Well, I've gotten and read my copy of Starsiege: Event Horizon. For the most part I like it. The "trappings" system that allows you to build tech, weapons, aliens, ships, planets, psionic powers, etc. is a little too picky (not the work I'm looking for but it's the best I can come up with right now). The size score is particularly problematic for my OCD with each increase in "size" doubling the previous size - so a human is "size 10", a "size 9" alien is 3 feet tall, and a "size 11" alien is 12 feet tall. Weight is also an aspect of size so an alien race that averages 4.5 feet is either a thin/light size 9 or a thick/heavy size 10. Apparently there are no aliens of human proportions that stand 4.5 feet tall.
suggested HC SVNT Dracones but I've not been able to find any solid info on the mechanics and I'm not in a financial situation where I can buy a game blind so I can't say yet if I like it or not. It does look interesting from what I've seen but I'm not sure it's what I'm looking for.
suggested Stars Without number and Machinations of the Space Princess - both of them OSR games. I'm a big fan of old-school games and old-school revivals so these both piqued my curiosity. Like Dracones above, I was unable to find any firm info on Space Princess, but it reviewed well.
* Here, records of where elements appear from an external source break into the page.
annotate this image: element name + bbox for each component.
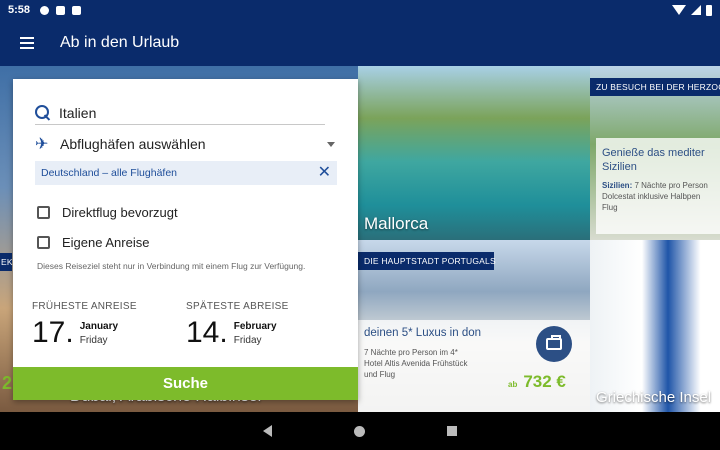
offer-heading: deinen 5* Luxus in don (364, 327, 482, 339)
system-nav-bar (0, 412, 720, 450)
offer-description: 7 Nächte pro Person im 4* Hotel Altis Av… (364, 348, 468, 379)
date-meta: February Friday (234, 321, 277, 346)
latest-departure[interactable]: SPÄTESTE ABREISE 14. February Friday (186, 301, 289, 348)
date-weekday: Friday (233, 335, 262, 346)
own-travel-checkbox[interactable] (37, 235, 50, 249)
own-travel-option[interactable]: Eigene Anreise (37, 233, 149, 251)
sd-card-icon (72, 5, 82, 15)
settings-icon (40, 5, 50, 15)
destination-value: Italien (59, 104, 97, 121)
tile-banner: EK (0, 253, 13, 271)
tile-sizilien[interactable]: ZU BESUCH BEI DER HERZOG Genieße das med… (590, 66, 720, 240)
date-month: January (79, 321, 119, 332)
suitcase-icon (536, 326, 572, 362)
airplane-icon: ✈ (35, 135, 49, 153)
offer-region: Sizilien: (602, 181, 633, 190)
offer-card: Genieße das mediter Sizilien Sizilien: 7… (596, 138, 720, 234)
back-icon[interactable] (263, 425, 272, 437)
battery-icon (706, 4, 712, 16)
app-title: Ab in den Urlaub (60, 34, 180, 51)
earliest-arrival-date[interactable]: 17. January Friday (32, 318, 137, 348)
a-icon (56, 5, 66, 15)
hamburger-menu-icon[interactable] (20, 37, 34, 49)
direct-flight-option[interactable]: Direktflug bevorzugt (37, 203, 178, 221)
latest-departure-label: SPÄTESTE ABREISE (186, 301, 289, 312)
tile-lissabon[interactable]: DIE HAUPTSTADT PORTUGALS deinen 5* Luxus… (358, 240, 590, 412)
own-travel-label: Eigene Anreise (62, 234, 150, 250)
airport-select-label: Abflughäfen auswählen (60, 136, 206, 152)
search-button[interactable]: Suche (13, 367, 358, 400)
selected-airports-text: Deutschland – alle Flughäfen (41, 167, 178, 179)
destination-note: Dieses Reiseziel steht nur in Verbindung… (37, 261, 306, 271)
price-prefix: ab (508, 380, 518, 389)
tile-label: Mallorca (364, 214, 429, 233)
search-panel: Italien ✈ Abflughäfen auswählen Deutschl… (13, 79, 358, 400)
airport-select[interactable]: ✈ Abflughäfen auswählen (35, 133, 335, 155)
offer-card: deinen 5* Luxus in don 7 Nächte pro Pers… (358, 320, 590, 412)
price-fragment: 2 (2, 373, 13, 393)
date-month: February (233, 321, 277, 332)
status-time: 5:58 (8, 4, 31, 16)
remove-airports-icon[interactable]: ✕ (318, 165, 331, 181)
tile-label: Griechische Insel (596, 389, 712, 406)
dropdown-caret-icon (327, 141, 335, 147)
home-icon[interactable] (354, 425, 365, 437)
status-right-icons (672, 4, 712, 16)
earliest-arrival[interactable]: FRÜHESTE ANREISE 17. January Friday (32, 301, 137, 348)
earliest-arrival-label: FRÜHESTE ANREISE (32, 301, 137, 312)
recent-apps-icon[interactable] (447, 426, 457, 436)
selected-airports-chip: Deutschland – alle Flughäfen ✕ (35, 161, 337, 185)
latest-departure-date[interactable]: 14. February Friday (186, 318, 289, 348)
wifi-icon (672, 5, 686, 15)
app-bar: Ab in den Urlaub (0, 20, 720, 66)
tile-banner: DIE HAUPTSTADT PORTUGALS (358, 252, 496, 270)
date-meta: January Friday (80, 321, 118, 346)
offer-heading: Genieße das mediter Sizilien (602, 147, 705, 173)
date-day: 14. (186, 316, 228, 349)
tile-greece[interactable]: Griechische Insel (590, 240, 720, 412)
price-value: 732 € (523, 372, 566, 391)
status-bar: 5:58 (0, 0, 720, 20)
offer-description: Sizilien: 7 Nächte pro Person Dolcestat … (602, 180, 714, 213)
search-icon (35, 104, 51, 121)
destination-input[interactable]: Italien (35, 101, 325, 125)
date-weekday: Friday (79, 335, 108, 346)
offer-price: ab 732 € (508, 372, 566, 392)
direct-flight-label: Direktflug bevorzugt (62, 204, 178, 220)
signal-icon (691, 5, 701, 15)
date-day: 17. (32, 316, 74, 349)
tile-banner: ZU BESUCH BEI DER HERZOG (590, 78, 720, 96)
tile-mallorca[interactable]: Mallorca (358, 66, 590, 240)
direct-flight-checkbox[interactable] (37, 205, 50, 219)
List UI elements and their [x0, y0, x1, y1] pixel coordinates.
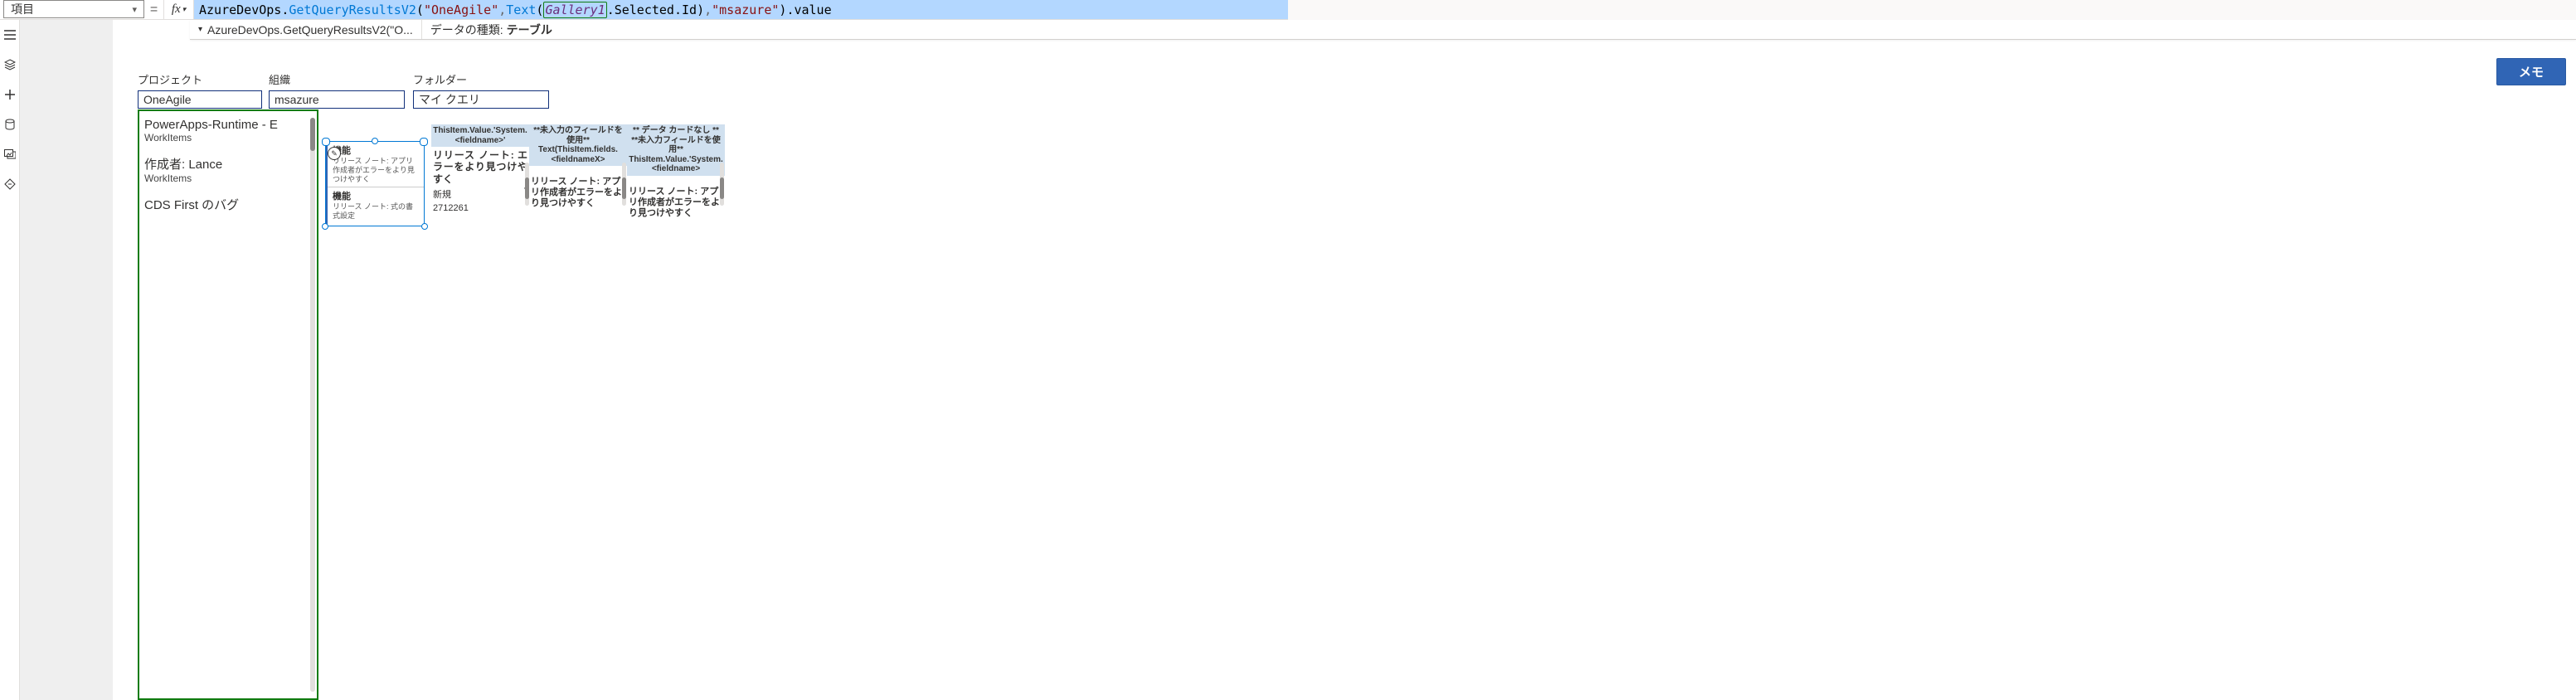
card-status: 新規: [433, 187, 527, 201]
card-desc: リリース ノート: アプリ作成者がエラーをより見つけやすく: [333, 157, 420, 183]
scrollbar[interactable]: [720, 163, 724, 206]
project-input[interactable]: OneAgile: [138, 90, 262, 109]
formula-token: .value: [786, 2, 831, 17]
formula-token: ,: [498, 2, 506, 17]
folder-value: マイ クエリ: [419, 91, 480, 108]
fx-label: fx: [172, 2, 181, 17]
detail-card-system[interactable]: ThisItem.Value.'System.<fieldname>' リリース…: [431, 124, 529, 213]
hamburger-icon[interactable]: [3, 28, 17, 41]
formula-bar: 項目 ▾ = fx ▾ AzureDevOps . GetQueryResult…: [0, 0, 1288, 20]
formula-token: Text: [506, 2, 536, 17]
resize-handle[interactable]: [322, 223, 328, 230]
folder-input[interactable]: マイ クエリ: [413, 90, 549, 109]
list-item[interactable]: 作成者: Lance WorkItems: [144, 155, 309, 184]
datatype-value: テーブル: [507, 22, 552, 38]
card-header: ThisItem.Value.'System.<fieldname>': [431, 124, 529, 147]
chevron-down-icon: ▾: [182, 5, 187, 14]
formula-token: .: [281, 2, 289, 17]
card-type: 機能: [333, 143, 420, 157]
canvas-background: メモ プロジェクト OneAgile 組織 msazure フォルダー マイ ク…: [20, 20, 2576, 700]
project-label: プロジェクト: [138, 71, 262, 87]
formula-token: ): [697, 2, 704, 17]
project-value: OneAgile: [143, 93, 192, 106]
list-item[interactable]: PowerApps-Runtime - E WorkItems: [144, 118, 309, 143]
list-item[interactable]: CDS First のバグ: [144, 196, 309, 213]
memo-button[interactable]: メモ: [2496, 58, 2566, 85]
formula-token: ,: [704, 2, 712, 17]
queries-gallery[interactable]: PowerApps-Runtime - E WorkItems 作成者: Lan…: [138, 109, 318, 700]
left-rail: [0, 20, 20, 700]
formula-token: (: [416, 2, 424, 17]
formula-input[interactable]: AzureDevOps . GetQueryResultsV2 ( "OneAg…: [194, 0, 1288, 19]
card-title: リリース ノート: エラーをより見つけやすく: [433, 149, 527, 185]
equals-label: =: [144, 0, 164, 19]
list-item-subtitle: WorkItems: [144, 132, 309, 143]
formula-result-bar: ▾ AzureDevOps.GetQueryResultsV2("O... デー…: [190, 20, 2576, 40]
scroll-thumb[interactable]: [720, 177, 724, 199]
selected-gallery-card[interactable]: ✎ 機能 リリース ノート: アプリ作成者がエラーをより見つけやすく 機能 リリ…: [325, 141, 425, 226]
card-desc: リリース ノート: 式の書式設定: [333, 202, 420, 221]
formula-token: (: [536, 2, 543, 17]
resize-handle[interactable]: [421, 223, 428, 230]
list-item-title: CDS First のバグ: [144, 196, 309, 213]
folder-label: フォルダー: [413, 71, 549, 87]
formula-token: "msazure": [712, 2, 779, 17]
formula-token: GetQueryResultsV2: [289, 2, 416, 17]
chevron-down-icon: ▾: [132, 4, 137, 15]
formula-token-highlighted: Gallery1: [543, 2, 606, 18]
app-screen[interactable]: メモ プロジェクト OneAgile 組織 msazure フォルダー マイ ク…: [113, 20, 2576, 700]
list-item-title: PowerApps-Runtime - E: [144, 118, 309, 132]
formula-token: "OneAgile": [424, 2, 498, 17]
edit-icon[interactable]: ✎: [328, 147, 341, 160]
formula-token: AzureDevOps: [199, 2, 281, 17]
property-selector[interactable]: 項目 ▾: [3, 0, 144, 18]
org-input[interactable]: msazure: [269, 90, 405, 109]
card-header: ** データ カードなし ** **未入力フィールドを使用** ThisItem…: [627, 124, 725, 176]
scroll-thumb[interactable]: [622, 177, 626, 199]
org-label: 組織: [269, 71, 405, 87]
list-item-title: 作成者: Lance: [144, 155, 309, 173]
org-value: msazure: [275, 93, 319, 106]
detail-card-fields[interactable]: **未入力のフィールドを使用** Text(ThisItem.fields.<f…: [529, 124, 627, 210]
detail-card-nodatacard[interactable]: ** データ カードなし ** **未入力フィールドを使用** ThisItem…: [627, 124, 725, 219]
layers-icon[interactable]: [3, 58, 17, 71]
fx-button[interactable]: fx ▾: [164, 0, 194, 19]
card-title: リリース ノート: アプリ作成者がエラーをより見つけやすく: [629, 187, 723, 220]
tools-icon[interactable]: [3, 177, 17, 191]
card-type: 機能: [333, 189, 420, 202]
plus-icon[interactable]: [3, 88, 17, 101]
card-header: **未入力のフィールドを使用** Text(ThisItem.fields.<f…: [529, 124, 627, 166]
scrollbar[interactable]: [622, 163, 626, 206]
formula-result-summary: AzureDevOps.GetQueryResultsV2("O...: [207, 23, 413, 36]
scroll-thumb[interactable]: [310, 118, 315, 151]
chevron-down-icon: ▾: [198, 25, 202, 34]
datatype-label: データの種類:: [430, 22, 503, 38]
formula-result-expand[interactable]: ▾ AzureDevOps.GetQueryResultsV2("O...: [190, 20, 422, 39]
property-selector-label: 項目: [11, 1, 34, 17]
resize-handle[interactable]: [372, 138, 378, 144]
card-id: 2712261: [433, 203, 527, 213]
formula-token: ): [779, 2, 786, 17]
card-title: リリース ノート: アプリ作成者がエラーをより見つけやすく: [531, 177, 625, 210]
list-item-subtitle: WorkItems: [144, 173, 309, 184]
media-icon[interactable]: [3, 148, 17, 161]
formula-token: .Selected.Id: [607, 2, 697, 17]
scrollbar[interactable]: [310, 118, 315, 692]
database-icon[interactable]: [3, 118, 17, 131]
Stars Without Number, however, is available as a free PDF so I've got a copy of both the original and the revised version. I really like what I've seen of them (I don't like reading on the computer so I've only skimmed them). The revised edition has some 4e D&D elements that I am not a fan of (such as cherry-picking attributes for saving throws) so I'd probably go with the original edition if I were to run a SWN campaign. Even though SWN is class-based - something I do not normally care for in a science fiction game - the classes are loose enough and there is a skill system on top of the classes that allows a good amount of customization - not having played it yet, I do like the look of the system. And while SWN does provide its own setting, that setting is also loose enough and it provides rules for designing your own aliens, planets, etc. that are not as picky (from what I've seen) as in Starsiege so one could easily just ignore the provided setting/history and come up with one's own. Once my financial situation has leveled off, I do plan to invest in a hard-copy of Stars Without Number.
I also came across a game called White Star - another OSR. It is the Sci-Fi version of Swords & Wizardry's White Box Rules (which are based on the original D&D). Have not gotten around to picking up a copy yet but what I've read about it it's classes are based on Star Wars. Being an OSR it should be easily modified to whatever I'd want - but Star Wars isn't a bad place to start.
So, right now the front-runner in my quest for a science fiction RPG to suit my tastes is Stars Without Number.